ぼんやり考え込んでいたら電話がかかってきて最初は佐伯かと思ったら
登録してない番号で。
そんな電話普段は取らないのにしつこいので取ったら矢田だった。
口調は昼間よりは多少収まっているもののやはりまだ刺々しい言い方。

『おい聞いてんのか。返事しろ』
「そ…そ、そんな怒ってるんですか…?…電話かけてくるくらい…怒って」
『泣くな。違う。そんなんで電話したんじゃないから』
「……っ」

怒りを電話してまで上乗せしてくるなんてどう対処したらいいの。
里真はパニックで涙が出てくる。弟にヘルプを出したいが説明出来ない。
どうしようどうしようと相手には見えないのにやたら動き回る。

動きだけが空回りして色んなものをその辺に撒き散らす。

『落ち着け日野。何か知らんがジタバタするな雑音が入って煩いんだよ』
「す…すいませんっ…もう…動きません…」
『あーもう。面倒なヤツ。だから、もう気にするなって言ってるだけだ』
「でも。私、矢田さんが彼女にも言いたく無い事なのに無神経に」

すっかりお友達気分だったけれど、同じ会社の同期以上のなにものでもない。

それなのにズケズケと。

恥ずかしいやら辛いやら。また声が震えてきた。

『ただ昔の自分が嫌いなんだ。それだけだ。…いいから、泣くのはやめろ。頼む』
「私も…昔の自分は好きじゃないです。今よりもすごい太ってていじめられてて」
『……、…もういいから。
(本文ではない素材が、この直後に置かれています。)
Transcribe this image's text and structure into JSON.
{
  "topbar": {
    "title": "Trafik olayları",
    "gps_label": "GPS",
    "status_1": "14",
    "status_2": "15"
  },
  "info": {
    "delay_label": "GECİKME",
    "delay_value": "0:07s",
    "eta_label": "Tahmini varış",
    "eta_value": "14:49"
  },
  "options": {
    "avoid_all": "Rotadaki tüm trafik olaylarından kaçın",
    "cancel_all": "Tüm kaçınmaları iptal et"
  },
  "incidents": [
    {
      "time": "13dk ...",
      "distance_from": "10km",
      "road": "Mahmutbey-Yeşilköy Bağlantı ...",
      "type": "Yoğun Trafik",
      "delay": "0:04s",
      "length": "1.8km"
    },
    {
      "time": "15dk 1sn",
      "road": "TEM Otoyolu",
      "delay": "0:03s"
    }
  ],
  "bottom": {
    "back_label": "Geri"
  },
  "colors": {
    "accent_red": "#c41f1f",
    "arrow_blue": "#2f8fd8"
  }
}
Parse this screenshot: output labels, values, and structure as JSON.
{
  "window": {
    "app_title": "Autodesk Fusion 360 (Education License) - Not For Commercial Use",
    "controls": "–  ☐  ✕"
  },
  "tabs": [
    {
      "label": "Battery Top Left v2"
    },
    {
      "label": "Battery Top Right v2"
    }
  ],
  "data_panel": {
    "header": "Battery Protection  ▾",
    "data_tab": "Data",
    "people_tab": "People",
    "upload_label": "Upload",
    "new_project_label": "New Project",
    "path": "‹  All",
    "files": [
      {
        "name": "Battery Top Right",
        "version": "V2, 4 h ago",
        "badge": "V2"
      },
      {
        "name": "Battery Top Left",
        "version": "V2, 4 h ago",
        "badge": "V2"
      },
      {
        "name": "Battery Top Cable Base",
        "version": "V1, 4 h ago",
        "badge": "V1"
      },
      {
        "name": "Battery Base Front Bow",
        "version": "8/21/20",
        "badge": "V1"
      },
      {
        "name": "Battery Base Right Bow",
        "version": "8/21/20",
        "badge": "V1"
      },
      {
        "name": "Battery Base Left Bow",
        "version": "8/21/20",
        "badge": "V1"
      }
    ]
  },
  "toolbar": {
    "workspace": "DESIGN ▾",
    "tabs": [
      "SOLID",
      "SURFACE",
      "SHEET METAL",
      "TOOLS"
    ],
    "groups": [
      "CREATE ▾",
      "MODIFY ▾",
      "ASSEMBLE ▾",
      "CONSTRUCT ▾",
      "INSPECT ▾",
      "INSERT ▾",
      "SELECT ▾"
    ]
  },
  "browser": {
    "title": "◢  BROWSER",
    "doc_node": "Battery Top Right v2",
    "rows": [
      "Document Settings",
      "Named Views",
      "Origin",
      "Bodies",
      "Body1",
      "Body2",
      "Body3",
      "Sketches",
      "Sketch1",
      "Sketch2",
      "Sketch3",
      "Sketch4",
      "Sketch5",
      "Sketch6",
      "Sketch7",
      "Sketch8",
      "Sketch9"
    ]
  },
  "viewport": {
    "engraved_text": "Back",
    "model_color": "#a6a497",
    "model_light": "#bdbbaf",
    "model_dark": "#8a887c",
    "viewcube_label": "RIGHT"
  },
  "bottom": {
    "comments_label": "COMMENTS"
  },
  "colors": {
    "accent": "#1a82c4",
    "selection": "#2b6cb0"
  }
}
こんな時間に電話して悪かったな』
「いえ。矢田さんもしかしてまだ会社ですか」
『いや。さっきまで後輩に付き合って飲んでた。今帰り』
「そっか。付き合いも大変ですね」

相手の声のトーンが落ち着いて里真も少し落ち着く。
こうして矢田と仕事以外で電話するのは初めてだ。
不思議な感じがするけれどもう怒ってないようなので安堵する。

『明日は天気雨らしいぞ。傘もってこいよ』
「何ですかそれ。矢田さんらしくない、変なの」
『煩い。…それと、飯は、ちゃんと食えよ』
「え」
『じゃあな。また明日』
「え。あ。あの」

里真の返事を待たずして電話は切れる。
どうして弁当を食べてないのを知っているのか。

それにまた明日って。近寄るなと怒ったのに。

携帯をしばし見つめたまま呆然としている里真だったが。

「何?」
「お母さんおなかすいた」
「はあ?あんたこんな時間に食べるの?」
「だって安心したらおなかすいたんだもん」
「何それ。太るわよ」
「いいから。お腹すいてねむれないの!」
「はいはい」

空腹になったので1階へおりて母に食事をねだった。